Sustained efforts to conquer graft-versus-host disease (GVHD), a life-threatening complication after allogeneic hematopoietic stem cell transplantation (HSCT), have been made over the years. However, the pathogenesis remains to be completely elucidated, and optimization of prophylaxis and therapy for this condition has thus not yet been accomplished. GVHD occurs in more than half of allogeneic HSCT recipients, and steroid-refractory GVHD carries a particularly poor prognosis. Nonetheless, recent research has provided opportunities to better understand the pathogenesis of GVHD and develop new strategies for prophylaxis and therapy of GVHD.

In the “Progress in Hematology” feature in this issue, three excellent review articles [13] and my own [4] cover recent topics in the pathogenesis and treatment of GVHD. The first article focuses on interactions between intestinal microbiota and the development of GVHD. The second focuses on the role of B-cell immunity in chronic GVHD. Both topics have received extensive attention in recent years, as advances in our understanding the pathogenesis of GVHD contribute directly to the development of more effective prophylaxis and therapy for GVHD. The third and last articles present the latest clinical developments in acute and chronic GVHD treatments in other countries and Japan, respectively.

Early clinical studies suggested a benefit of near-total bacterial decontamination in terms of reducing GVHD, as well as prophylaxis for infection.

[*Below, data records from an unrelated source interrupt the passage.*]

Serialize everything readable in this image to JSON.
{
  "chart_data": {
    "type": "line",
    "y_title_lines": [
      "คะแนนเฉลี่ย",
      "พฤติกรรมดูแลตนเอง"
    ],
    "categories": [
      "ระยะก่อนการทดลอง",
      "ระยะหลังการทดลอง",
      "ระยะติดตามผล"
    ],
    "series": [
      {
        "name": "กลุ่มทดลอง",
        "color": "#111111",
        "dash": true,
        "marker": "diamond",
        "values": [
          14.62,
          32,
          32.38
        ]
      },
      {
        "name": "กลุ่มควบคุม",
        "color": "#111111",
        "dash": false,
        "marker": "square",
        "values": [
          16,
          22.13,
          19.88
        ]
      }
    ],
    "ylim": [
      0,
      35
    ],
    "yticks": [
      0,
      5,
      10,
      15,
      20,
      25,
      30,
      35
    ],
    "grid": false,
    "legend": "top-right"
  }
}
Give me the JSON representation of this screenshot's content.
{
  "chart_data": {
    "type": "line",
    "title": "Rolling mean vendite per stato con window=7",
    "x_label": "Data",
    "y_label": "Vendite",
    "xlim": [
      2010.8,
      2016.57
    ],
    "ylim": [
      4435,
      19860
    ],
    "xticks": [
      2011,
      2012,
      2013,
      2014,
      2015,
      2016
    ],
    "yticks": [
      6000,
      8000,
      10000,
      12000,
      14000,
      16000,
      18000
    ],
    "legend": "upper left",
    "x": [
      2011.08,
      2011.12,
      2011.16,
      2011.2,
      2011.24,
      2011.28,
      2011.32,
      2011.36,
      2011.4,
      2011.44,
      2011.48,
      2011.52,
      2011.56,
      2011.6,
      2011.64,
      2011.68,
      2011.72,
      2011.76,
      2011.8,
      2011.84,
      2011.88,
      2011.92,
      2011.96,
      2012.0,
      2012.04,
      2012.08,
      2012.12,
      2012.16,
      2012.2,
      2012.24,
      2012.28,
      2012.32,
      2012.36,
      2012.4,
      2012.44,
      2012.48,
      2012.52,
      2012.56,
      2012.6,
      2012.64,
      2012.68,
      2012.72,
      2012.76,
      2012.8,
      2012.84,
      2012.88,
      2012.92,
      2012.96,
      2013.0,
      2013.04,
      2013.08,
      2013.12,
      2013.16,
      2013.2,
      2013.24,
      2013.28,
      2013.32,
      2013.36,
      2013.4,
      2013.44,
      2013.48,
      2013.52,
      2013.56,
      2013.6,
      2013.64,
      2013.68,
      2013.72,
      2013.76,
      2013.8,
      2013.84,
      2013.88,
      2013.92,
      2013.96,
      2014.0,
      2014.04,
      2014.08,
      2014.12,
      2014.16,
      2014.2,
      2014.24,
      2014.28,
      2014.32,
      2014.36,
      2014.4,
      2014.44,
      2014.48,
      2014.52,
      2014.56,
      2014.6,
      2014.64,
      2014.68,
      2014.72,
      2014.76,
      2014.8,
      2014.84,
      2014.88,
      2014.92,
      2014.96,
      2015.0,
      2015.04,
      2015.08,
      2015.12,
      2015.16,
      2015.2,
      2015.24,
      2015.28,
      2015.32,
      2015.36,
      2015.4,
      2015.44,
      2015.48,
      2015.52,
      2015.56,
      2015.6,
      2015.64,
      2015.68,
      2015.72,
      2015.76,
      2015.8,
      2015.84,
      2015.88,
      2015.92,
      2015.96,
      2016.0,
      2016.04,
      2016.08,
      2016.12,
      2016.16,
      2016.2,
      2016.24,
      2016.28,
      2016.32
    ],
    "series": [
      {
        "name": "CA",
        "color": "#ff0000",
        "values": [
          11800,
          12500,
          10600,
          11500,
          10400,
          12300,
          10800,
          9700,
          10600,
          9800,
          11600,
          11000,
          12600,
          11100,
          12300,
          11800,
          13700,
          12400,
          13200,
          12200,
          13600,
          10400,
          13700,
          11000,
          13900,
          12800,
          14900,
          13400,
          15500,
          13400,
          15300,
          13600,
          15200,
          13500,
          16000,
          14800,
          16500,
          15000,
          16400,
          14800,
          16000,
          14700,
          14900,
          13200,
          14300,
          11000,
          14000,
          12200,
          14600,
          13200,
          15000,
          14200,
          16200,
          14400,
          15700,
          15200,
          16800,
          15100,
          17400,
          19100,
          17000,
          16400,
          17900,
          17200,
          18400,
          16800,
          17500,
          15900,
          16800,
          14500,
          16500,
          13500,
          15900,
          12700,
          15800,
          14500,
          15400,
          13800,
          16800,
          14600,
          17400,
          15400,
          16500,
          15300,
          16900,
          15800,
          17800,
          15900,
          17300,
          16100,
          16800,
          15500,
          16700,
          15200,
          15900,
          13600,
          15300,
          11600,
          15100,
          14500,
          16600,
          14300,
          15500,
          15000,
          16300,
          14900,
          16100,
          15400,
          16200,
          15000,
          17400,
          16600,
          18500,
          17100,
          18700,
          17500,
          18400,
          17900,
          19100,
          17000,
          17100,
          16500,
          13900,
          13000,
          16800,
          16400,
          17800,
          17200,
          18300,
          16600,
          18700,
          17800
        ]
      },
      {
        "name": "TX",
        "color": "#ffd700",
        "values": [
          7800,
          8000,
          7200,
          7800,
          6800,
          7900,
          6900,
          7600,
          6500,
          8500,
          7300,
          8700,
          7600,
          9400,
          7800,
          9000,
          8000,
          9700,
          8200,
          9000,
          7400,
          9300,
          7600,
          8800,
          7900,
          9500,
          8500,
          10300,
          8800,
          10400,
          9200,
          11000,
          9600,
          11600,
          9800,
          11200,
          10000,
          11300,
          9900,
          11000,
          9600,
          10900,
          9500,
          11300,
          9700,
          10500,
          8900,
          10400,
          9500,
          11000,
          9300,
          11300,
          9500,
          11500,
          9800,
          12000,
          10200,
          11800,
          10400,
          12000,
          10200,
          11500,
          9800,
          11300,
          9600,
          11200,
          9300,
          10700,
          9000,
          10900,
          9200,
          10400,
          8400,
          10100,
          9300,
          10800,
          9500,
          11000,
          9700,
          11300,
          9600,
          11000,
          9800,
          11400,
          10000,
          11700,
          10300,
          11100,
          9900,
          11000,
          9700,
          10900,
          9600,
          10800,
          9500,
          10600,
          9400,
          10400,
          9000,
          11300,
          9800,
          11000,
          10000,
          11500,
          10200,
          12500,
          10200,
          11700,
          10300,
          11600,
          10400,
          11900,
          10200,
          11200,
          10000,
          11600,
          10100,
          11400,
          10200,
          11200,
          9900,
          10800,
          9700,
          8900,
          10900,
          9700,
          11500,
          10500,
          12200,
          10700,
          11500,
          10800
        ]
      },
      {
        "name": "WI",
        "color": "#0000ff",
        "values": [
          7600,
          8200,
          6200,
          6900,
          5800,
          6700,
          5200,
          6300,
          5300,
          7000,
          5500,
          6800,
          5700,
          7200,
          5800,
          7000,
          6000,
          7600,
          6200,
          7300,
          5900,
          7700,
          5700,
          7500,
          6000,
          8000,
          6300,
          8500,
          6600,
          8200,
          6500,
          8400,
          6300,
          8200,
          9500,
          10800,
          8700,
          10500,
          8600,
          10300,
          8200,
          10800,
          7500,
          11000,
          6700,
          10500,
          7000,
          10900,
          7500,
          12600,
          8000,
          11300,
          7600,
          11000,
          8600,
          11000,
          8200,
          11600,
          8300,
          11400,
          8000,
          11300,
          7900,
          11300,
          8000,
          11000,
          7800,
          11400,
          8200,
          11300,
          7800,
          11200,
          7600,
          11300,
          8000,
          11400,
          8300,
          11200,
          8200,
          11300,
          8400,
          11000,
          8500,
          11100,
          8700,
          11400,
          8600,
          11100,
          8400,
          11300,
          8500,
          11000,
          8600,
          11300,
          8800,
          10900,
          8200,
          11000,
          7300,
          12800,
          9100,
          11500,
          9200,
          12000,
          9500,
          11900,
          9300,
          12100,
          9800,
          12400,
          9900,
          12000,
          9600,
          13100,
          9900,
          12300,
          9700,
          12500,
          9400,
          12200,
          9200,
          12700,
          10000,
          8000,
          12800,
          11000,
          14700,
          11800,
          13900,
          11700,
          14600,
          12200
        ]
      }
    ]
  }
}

However, later studies showed no clear benefit and consensus is lacking regarding the ideal choice of prophylactic antibiotic coverage. A new technology, deep-sequencing of 16S rRNA, allows characterization of the composition of mixed bacterial samples and re-examination of associations between individual intestinal microbial flora and GVHD development. Shono et al. [1] at the Memorial Sloan Kettering Cancer Center outline the biology of intestinal homeostasis in relation to the microbiota in the setting of allogeneic HSCT, and clearly delineate the interactions between intestinal microbiota and their impact on GVHD.

Chronic GVHD presents with diverse symptoms, such as sicca syndrome, skin sclerosis, and pulmonary involvement, and is associated with a high risk of long-term morbidity and mortality. The pathogenesis of chronic GVHD remains poorly understood, but the evidence increasingly supports the importance of B-cell immunity in the development of chronic GVHD. Nakasone et al. [2] at Stanford University School of Medicine describe how B cells contribute to chronic GVHD pathogenesis and discuss the efficacy of B-cell depletion and modulation of B-cell signaling pathways in the management of chronic GVHD.

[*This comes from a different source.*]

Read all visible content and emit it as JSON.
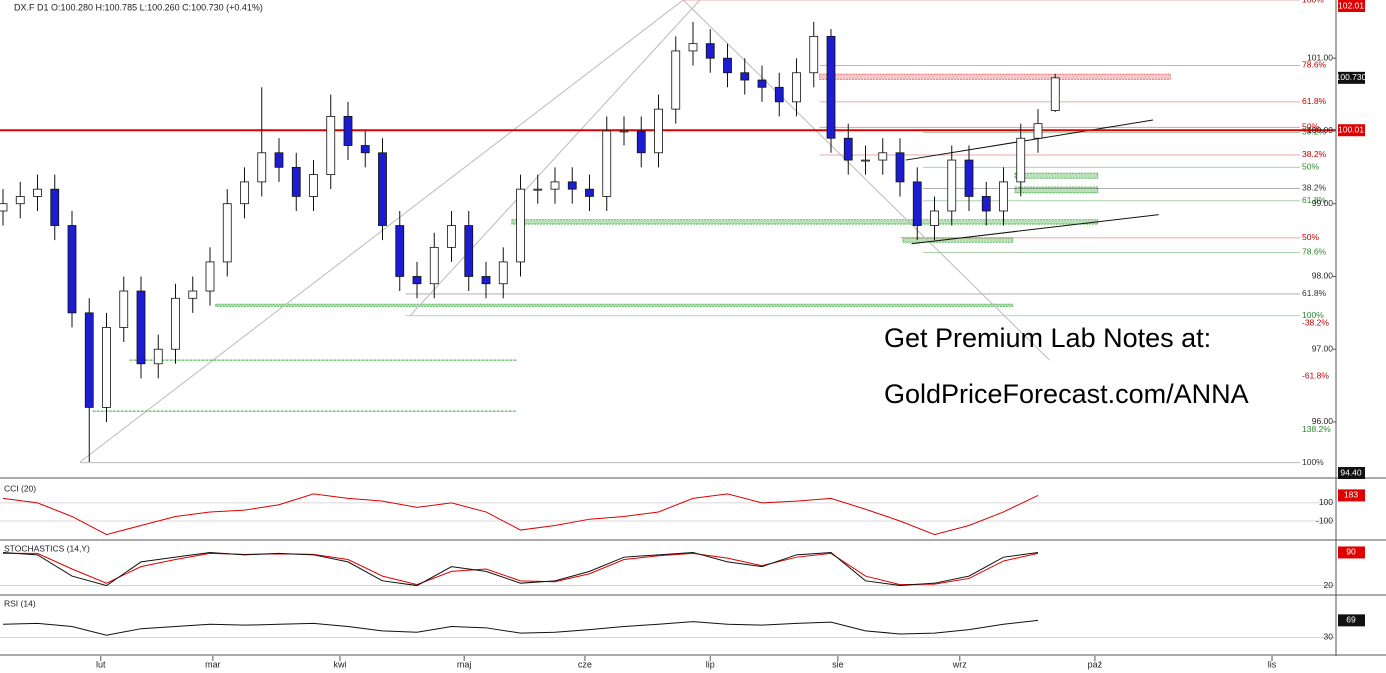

There has been considerable clinical research into the treatment of GVHD, but to date the majority of the important trials testing the safety and efficacy of new drugs or a variety of other approaches have been conducted in countries other than Japan, in which new drugs and devices are more readily available. Jamil et al. [3] at the University of Alabama at Birmingham provide an up-to-date summary of the treatment of acute and chronic GVHD mainly in the United States and Europe. They also introduce some practical tips on the treatment of steroid-refractory GVHD based on their clinical experience.

The outcomes of allogeneic HSCT differ substantially between Japanese and Caucasian populations, because Japan shows a more frequent use of bone marrow in unrelated donor transplantation, a higher number of single-unit cord blood transplantations, a more frequent use of non-myeloablative preconditioning for elderly patients, and a more homogeneous genetic background between donors and recipients. For these reasons, conclusions reached through studies of Caucasian populations do not necessarily apply to Japanese recipients. Murata [4] reviews studies on the prophylaxis and treatment of acute and chronic GVHD that have been conducted in Japan.

I believe that the articles in this “Progress in Hematology” provide readers with valuable information on the management of acute and chronic GVHD, which will hopefully lead to better outcomes for patients receiving allogeneic HSCT.